Il fatto che il bilinguismo provochi un ritardo di linguaggio è un falso mito da sfatare; tutti gli studi concordano che il cervello del bambino sia perfettamente in grado di gestire due o più lingue simultaneamente sin dalla nascita. Nelle prime fasi di sviluppo del linguaggio potrebbe sembrare che i bambini bilingue dicano meno parole, ma il conteggio è da fare sommando i vocaboli di entrambe le lingue.
Il consiglio è sempre quello di rivolgersi al bimbo nella propria lingua madre. L'unica controindicazione al bilinguismo è se i genitori parlano al proprio bambino in una lingua in cui sono poco competenti; in quel caso il rischio è che faccia confusione».
Quando preoccuparsi se proprio non parla o non si capisce quello che dice?
«Esistono alcune tappe di acquisizione del linguaggio che, sempre tenendo conto della grande variabilità interindividuale tra i bambini, sono da considerare per capire se è il caso di effettuare un approfondimento diagnostico.
Una delle più significative è costituita da 50 parole a 18 mesi. Se un bambino a quest'età ancora non parla bisogna capire se ci sono le basi per il linguaggio e soprattutto se il bambino è sufficientemente stimolato e nel modo giusto.

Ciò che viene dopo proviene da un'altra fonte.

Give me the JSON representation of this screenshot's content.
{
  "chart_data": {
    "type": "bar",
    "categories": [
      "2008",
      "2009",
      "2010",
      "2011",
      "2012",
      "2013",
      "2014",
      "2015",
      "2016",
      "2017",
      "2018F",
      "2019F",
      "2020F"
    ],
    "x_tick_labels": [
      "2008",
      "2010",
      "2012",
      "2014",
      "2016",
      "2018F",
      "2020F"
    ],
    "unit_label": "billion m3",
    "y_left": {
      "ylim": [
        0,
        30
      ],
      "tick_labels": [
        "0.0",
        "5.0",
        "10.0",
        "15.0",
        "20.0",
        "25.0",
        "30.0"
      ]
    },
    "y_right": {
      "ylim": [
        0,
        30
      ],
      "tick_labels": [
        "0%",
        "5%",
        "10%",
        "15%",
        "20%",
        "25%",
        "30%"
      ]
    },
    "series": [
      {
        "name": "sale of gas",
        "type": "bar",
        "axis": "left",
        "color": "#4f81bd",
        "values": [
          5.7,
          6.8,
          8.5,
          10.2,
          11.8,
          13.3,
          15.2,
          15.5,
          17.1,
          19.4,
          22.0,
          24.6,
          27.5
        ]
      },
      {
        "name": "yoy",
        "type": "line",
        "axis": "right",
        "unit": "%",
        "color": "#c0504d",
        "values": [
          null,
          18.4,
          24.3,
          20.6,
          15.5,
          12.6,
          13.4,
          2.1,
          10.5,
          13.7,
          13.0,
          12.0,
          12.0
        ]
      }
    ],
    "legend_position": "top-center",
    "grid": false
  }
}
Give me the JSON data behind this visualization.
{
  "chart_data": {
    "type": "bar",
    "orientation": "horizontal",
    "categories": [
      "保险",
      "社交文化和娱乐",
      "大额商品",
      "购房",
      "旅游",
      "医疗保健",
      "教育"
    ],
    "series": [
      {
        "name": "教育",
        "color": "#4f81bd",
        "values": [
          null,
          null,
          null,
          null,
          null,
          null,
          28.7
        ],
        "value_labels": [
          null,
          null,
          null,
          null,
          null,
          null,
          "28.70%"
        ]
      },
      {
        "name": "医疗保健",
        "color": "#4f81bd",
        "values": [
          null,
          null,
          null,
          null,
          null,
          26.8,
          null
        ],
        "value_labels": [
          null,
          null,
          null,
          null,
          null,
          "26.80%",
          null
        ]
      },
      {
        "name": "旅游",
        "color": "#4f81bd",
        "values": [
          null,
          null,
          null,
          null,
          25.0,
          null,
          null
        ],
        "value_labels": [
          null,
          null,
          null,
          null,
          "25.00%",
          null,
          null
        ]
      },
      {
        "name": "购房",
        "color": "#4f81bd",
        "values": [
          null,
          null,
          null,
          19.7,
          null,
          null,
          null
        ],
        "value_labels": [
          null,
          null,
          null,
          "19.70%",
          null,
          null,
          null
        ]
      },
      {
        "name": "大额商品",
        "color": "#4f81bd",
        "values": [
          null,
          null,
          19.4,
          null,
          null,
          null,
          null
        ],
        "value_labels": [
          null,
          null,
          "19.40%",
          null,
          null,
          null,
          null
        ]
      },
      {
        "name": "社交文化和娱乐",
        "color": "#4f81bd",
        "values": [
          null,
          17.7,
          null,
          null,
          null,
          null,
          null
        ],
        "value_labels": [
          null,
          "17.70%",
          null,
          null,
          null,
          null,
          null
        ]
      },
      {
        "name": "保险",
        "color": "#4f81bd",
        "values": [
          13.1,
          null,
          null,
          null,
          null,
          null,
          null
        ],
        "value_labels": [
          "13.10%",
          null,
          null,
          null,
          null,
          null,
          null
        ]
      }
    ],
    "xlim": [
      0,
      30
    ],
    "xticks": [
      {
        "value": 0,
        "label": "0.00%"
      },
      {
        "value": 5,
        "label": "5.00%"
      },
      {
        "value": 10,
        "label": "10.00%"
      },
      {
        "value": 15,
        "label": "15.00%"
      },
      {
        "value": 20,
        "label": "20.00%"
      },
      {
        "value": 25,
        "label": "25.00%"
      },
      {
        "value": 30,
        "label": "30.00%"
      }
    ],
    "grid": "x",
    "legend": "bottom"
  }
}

Siamo predisposti geneticamente per imparare a parlare, ma impariamo a farlo sentendo parlare chi ci è vicino, in particolare nei primi anni di vita. Quindi i genitori costituiscono la miglior risorsa del proprio bambino nella stimolazione del linguaggio dei loro bimbi. Un altro criterio è l'intelligibilità dell'eloquio:
- a 18 mesi: 25%,
- a 2 anni : 50%,
- a 3 anni: 50% -75%.
Perciò è importante preoccuparsi, non nel senso di andare in ansia, ma nel vero significato letterale della parola, cioè OCCUPARSI DI, fare qualcosa per aiutare il proprio bimbo a parlare».